Старший сын Павла Петровича, Петр, владевший усадьбой в 1888–1898 годах, почти ею не занимался: парки стали зарастать, а дом требовал ремонта. В результате он продал Остафьево своей родной сестре Екатерине и ее мужу, графу Сергею Дмитриевичу Шереметеву, за 300 тысяч рублей. Граф, владевший целым рядом имений, в том числе знаменитым Кусковом (см.: «Русский мир.ru» №9 за 2022 год, статья «Бог хранит все»), имел свои виды на усадьбу. К 100-летнему юбилею Пушкина он открывает в усадьбе один из первых частных музеев поэта. Посетить его можно было лишь по приглашению или с разрешения самого Шереметева.

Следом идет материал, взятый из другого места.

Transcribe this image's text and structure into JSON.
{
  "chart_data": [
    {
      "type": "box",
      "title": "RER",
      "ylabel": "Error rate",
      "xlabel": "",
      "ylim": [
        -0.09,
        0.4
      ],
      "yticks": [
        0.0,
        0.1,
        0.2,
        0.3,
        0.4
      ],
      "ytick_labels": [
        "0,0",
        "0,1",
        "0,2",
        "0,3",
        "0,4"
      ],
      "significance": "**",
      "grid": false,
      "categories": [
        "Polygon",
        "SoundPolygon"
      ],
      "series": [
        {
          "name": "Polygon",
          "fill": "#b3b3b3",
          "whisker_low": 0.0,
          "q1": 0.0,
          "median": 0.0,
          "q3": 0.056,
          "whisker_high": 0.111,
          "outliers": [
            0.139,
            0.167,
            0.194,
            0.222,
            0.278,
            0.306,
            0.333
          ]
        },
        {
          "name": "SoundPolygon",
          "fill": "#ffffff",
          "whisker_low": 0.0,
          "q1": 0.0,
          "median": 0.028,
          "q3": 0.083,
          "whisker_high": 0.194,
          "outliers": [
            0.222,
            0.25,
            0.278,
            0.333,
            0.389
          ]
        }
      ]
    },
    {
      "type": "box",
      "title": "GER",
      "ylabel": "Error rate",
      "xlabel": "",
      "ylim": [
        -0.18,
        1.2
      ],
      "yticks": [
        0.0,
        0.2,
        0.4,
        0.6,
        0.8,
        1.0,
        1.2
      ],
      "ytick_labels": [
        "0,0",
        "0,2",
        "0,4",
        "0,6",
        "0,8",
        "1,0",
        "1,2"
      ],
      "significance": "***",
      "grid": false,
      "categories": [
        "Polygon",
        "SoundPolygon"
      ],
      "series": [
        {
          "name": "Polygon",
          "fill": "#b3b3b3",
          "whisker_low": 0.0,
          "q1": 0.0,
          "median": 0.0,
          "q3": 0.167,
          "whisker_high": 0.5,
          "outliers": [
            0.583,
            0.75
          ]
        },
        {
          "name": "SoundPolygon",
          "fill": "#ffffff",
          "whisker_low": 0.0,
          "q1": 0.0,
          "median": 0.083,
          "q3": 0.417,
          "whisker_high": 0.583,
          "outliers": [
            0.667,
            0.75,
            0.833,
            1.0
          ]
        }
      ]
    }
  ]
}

Именно Сергею Дмитриевичу пришла в голову замечательная идея выпустить открытки с фотографиями всего первого, парадного этажа усадьбы. Благодаря этому музейщики через много лет смогли воссоздать исторические интерьеры комнат и залов. А вот второму этажу не повезло: он оставался жилым и потому не попал в объектив фотокамеры…
Начиная с 1911 года Шереметев устанавливает в остафьевском парке памятники Николаю Карамзину, Александру Пушкину, Василию Жуковскому, Петру и Павлу Вяземским. Все они были разработаны другом семьи Шереметевых, академиком живописи Николаем Пановым. Кстати, памятник Карамзину часто сбивает с толку гостей Остафьева: на нем выбиты цифры «1811–1911». Многие ошибочно принимают их за годы жизни писателя. На самом же деле Шереметев приурочил год установки памятника к столетию написания Карамзиным «Записки о древней и новой России в ее политическом и гражданском отношениях».

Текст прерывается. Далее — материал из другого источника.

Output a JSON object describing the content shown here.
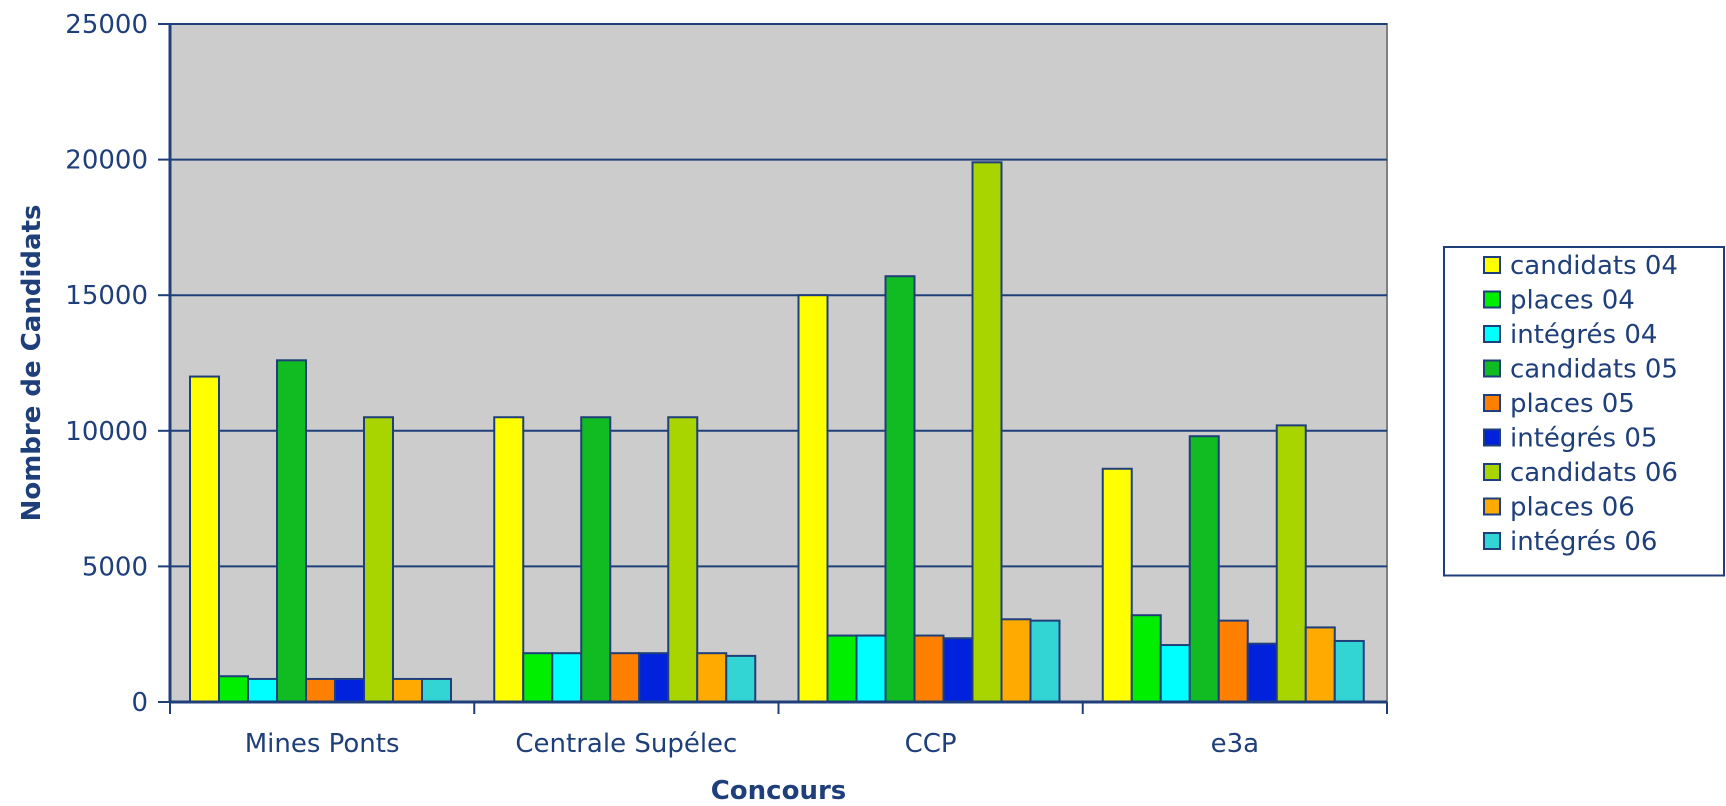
{
  "chart_data": {
    "type": "bar",
    "title": "",
    "xlabel": "Concours",
    "ylabel": "Nombre de Candidats",
    "categories": [
      "Mines Ponts",
      "Centrale Supélec",
      "CCP",
      "e3a"
    ],
    "ylim": [
      0,
      25000
    ],
    "yticks": [
      "0",
      "5000",
      "10000",
      "15000",
      "20000",
      "25000"
    ],
    "grid": true,
    "legend_position": "right",
    "plot_background": "#cccccc",
    "axis_color": "#1f3f7a",
    "series": [
      {
        "name": "candidats 04",
        "color": "#ffff00",
        "values": [
          12000,
          10500,
          15000,
          8600
        ]
      },
      {
        "name": "places 04",
        "color": "#00ee00",
        "values": [
          950,
          1800,
          2450,
          3200
        ]
      },
      {
        "name": "intégrés 04",
        "color": "#00ffff",
        "values": [
          850,
          1800,
          2450,
          2100
        ]
      },
      {
        "name": "candidats 05",
        "color": "#11bb22",
        "values": [
          12600,
          10500,
          15700,
          9800
        ]
      },
      {
        "name": "places 05",
        "color": "#ff7f00",
        "values": [
          850,
          1800,
          2450,
          3000
        ]
      },
      {
        "name": "intégrés 05",
        "color": "#0022dd",
        "values": [
          850,
          1800,
          2350,
          2150
        ]
      },
      {
        "name": "candidats 06",
        "color": "#a8d400",
        "values": [
          10500,
          10500,
          19900,
          10200
        ]
      },
      {
        "name": "places 06",
        "color": "#ffaa00",
        "values": [
          850,
          1800,
          3050,
          2750
        ]
      },
      {
        "name": "intégrés 06",
        "color": "#33d4d4",
        "values": [
          850,
          1700,
          3000,
          2250
        ]
      }
    ]
  }
}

В 1918-м Сергей Дмитриевич скончался. И в том же году нарком просвещения Анатолий Луначарский назначает его сына Павла хранителем Остафьева. Блестящий историк, а с 1921 года и заведующий музеем, Павел Сергеевич составлял каталоги экспонатов (в начале ХХ века только в остафьевской библиотеке насчитывалось 35 тысяч книг), разбирал и готовил к печати документы из архива Вяземских, сам вел экскурсии. В начале 1930-х годов советская власть музей ликвидировала. Последние годы Павел Сергеевич прожил в коммуналке в Напрудной башне Новодевичьего монастыря. Потомок знатного и богатого рода Шереметевых умер от истощения в 1943 году... Что же касается Остафьева, то сначала в усадьбе устроили пионерский лагерь, потом, во время войны, оборудовали госпиталь, а после Победы здесь обосновался элитный дом отдыха Совета Министров СССР, который функционировал до 1988 года.

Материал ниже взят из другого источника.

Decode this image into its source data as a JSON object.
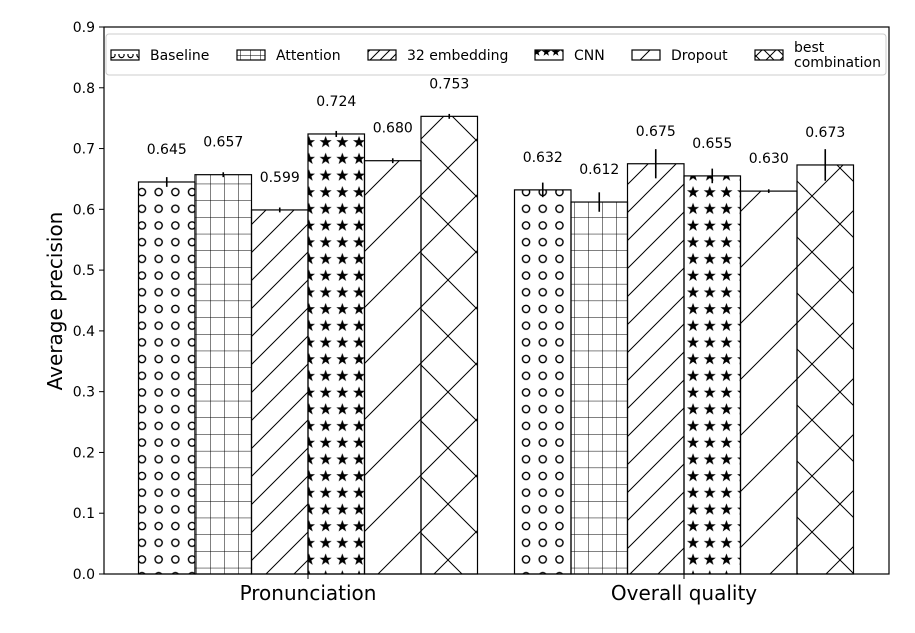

В советский период Остафьево растеряло большую часть своих коллекций: мебель, книги, картины и экспонаты поступили в различные библиотеки и музеи, в том числе в Эрмитаж, Государственный исторический и Пушкинский музеи, Третьяковскую галерею, усадьбы Останкино и Архангельское, Государственную библиотеку СССР имени В.И. Ленина. Немало того, что экспонируется здесь после открытия музейного комплекса в 2016 году, имеет опосредованное отношение к истории усадьбы Остафьево и было подобрано по аналогии. А некоторые предметы, например книжный шкаф Вяземских, который случайно обнаружился в кабинете бухгалтера РГБ, предоставили музею лишь во временное пользование. Однако менее чем за десять лет со дня открытия Остафьево стало одной из наиболее величественных и красивых усадеб, соответствующей своему громкому имени – «Русский Парнас».